Environmental Policy Processes

Environmental Policy Processes I, II & III: NTRES 4300, NTRES 4301, NTRES 4302

Apply by September 29, 2023: Students must register for 7-week fall course.

Enrollment in Environmental Policy Processes requires registration for fall, winter and spring semester course components listed consecutively as NTRES 4300, NTRES 4301 and NTRES 4302. The three-course sequence will begin midway through the fall semester and end midway through the spring semester, with an 11-day January course component in Washington DC.

Scheduling details

  • NTRES 4300 (0.5 credits, ungraded) – Fall semester, second 7-week session; first class meeting: October 11th at 7:30 p.m. (and consecutive Wednesday evenings)
  • NTRES 4301 (1.5 credits, ungraded) –  January 3–13, 2024 session in Washington, D.C.
  • NTRES 4302 (1 credit; grade provided for entire three-credit sequence) – Spring semester, first 7-week session; last class meeting: March 6 at 7:30 p.m.

Applications

The multi-semester course is limited to 20 students with preference given to seniors and juniors majoring in Environment & Sustainability, though others may apply. Individual course components cannot be taken without the full sequence.
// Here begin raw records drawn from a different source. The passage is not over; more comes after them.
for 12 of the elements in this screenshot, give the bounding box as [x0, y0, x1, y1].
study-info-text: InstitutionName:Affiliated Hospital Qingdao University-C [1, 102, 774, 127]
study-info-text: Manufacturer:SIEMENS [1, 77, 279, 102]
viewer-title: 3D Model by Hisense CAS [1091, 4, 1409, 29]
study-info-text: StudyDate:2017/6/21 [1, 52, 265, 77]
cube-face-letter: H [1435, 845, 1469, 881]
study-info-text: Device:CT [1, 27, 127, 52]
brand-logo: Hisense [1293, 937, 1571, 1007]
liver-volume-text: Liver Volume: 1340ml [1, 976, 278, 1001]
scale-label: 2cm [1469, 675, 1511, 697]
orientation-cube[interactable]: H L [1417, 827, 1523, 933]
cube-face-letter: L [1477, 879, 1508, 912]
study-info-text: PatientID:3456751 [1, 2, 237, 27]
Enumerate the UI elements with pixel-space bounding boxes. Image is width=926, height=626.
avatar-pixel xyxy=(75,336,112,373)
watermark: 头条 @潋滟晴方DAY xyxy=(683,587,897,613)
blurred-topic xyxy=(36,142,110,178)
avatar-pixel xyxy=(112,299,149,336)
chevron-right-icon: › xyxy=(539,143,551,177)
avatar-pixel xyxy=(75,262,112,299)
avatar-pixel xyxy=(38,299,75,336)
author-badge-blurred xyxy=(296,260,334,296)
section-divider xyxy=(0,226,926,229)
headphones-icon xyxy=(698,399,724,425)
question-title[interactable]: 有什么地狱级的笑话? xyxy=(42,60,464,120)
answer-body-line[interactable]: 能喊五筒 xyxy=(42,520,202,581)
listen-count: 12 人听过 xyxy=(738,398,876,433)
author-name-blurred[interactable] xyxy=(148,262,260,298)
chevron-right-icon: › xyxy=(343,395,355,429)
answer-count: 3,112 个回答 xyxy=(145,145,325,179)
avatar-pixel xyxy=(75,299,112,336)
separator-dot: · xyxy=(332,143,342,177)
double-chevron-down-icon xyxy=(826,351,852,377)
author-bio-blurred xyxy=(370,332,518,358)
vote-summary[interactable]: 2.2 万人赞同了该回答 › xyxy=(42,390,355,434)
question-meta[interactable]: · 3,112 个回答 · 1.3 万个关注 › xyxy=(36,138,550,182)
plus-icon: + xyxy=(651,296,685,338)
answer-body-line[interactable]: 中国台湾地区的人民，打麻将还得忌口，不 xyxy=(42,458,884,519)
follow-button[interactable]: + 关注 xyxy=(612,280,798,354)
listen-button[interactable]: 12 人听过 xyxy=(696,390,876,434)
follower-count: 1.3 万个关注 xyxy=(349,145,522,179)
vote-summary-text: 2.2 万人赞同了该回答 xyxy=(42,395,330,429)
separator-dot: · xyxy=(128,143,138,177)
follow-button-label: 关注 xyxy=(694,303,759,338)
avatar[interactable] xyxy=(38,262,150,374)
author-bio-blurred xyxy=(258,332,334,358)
Applications and a recommendation from a faculty member are due via email to Bruce Lauber (TBL3 [at] cornell.edu) by 4:00 p.m. on Friday, September 29th, 2023. 

Spotlight

Hands-on learning for environmental policy processes

Congresswoman Melanie Stansbury holding a green sign that read "Climate Action Now" with others activists championing climate and environmental policy.

More information

This on-campus and off-campus course sequence focuses on how environmental policy issues move through the federal policy-making process. Students select an environmental policy topic during the 7-week fall semester session (NTRES 4300) for analysis during Washington D.C. January session (NTRES 4301). The DC session continues the course focus on contemporary environmental problems; how they are defined; aggregating interests; agenda-setting; formulating alternative solutions; implementation and evaluation; and roles of lobbyists, advocates, the legislative, executive, judicial branches of government, and other actors. DC activities also include organized meetings with policy makers, advocates and experts as guest panelists, and students set up individual meetings with policy actors who are working on their chosen environmental policy topics. The 7-week spring semester session (NTRES 4302) requires presenting an oral policy briefing and writing both short and long policy briefs based on the DC interviews and additional research.

Approximately $800 to pay for lodging and use of Cornell’s Wolpe Center (near Dupont Circle) during the January session in D.C.

Students who need financial assistance to participate in the course should contact Bruce Lauber (TBL3 [at] cornell.edu (TBL3[at]cornell[dot]edu)) for information about sources of funding that students have received in the past.

  • Students will be able to define what constitutes an environmental policy problem.
  • Students will be able to describe the stages of policymaking.
  • Students will be able to compare the ways that actors, institutions, and constraints interact to influence environmental policies.
  • Students will analyze specific case studies of environmental policy problems and efforts to address them.
  • Students will prepare and use notes from interviews with policymakers to summarize diverse perspectives regarding a contemporary environmental policy problem.
  • Students will evaluate, synthesize, and contrast sources of information in preparing an objective environmental policy analysis.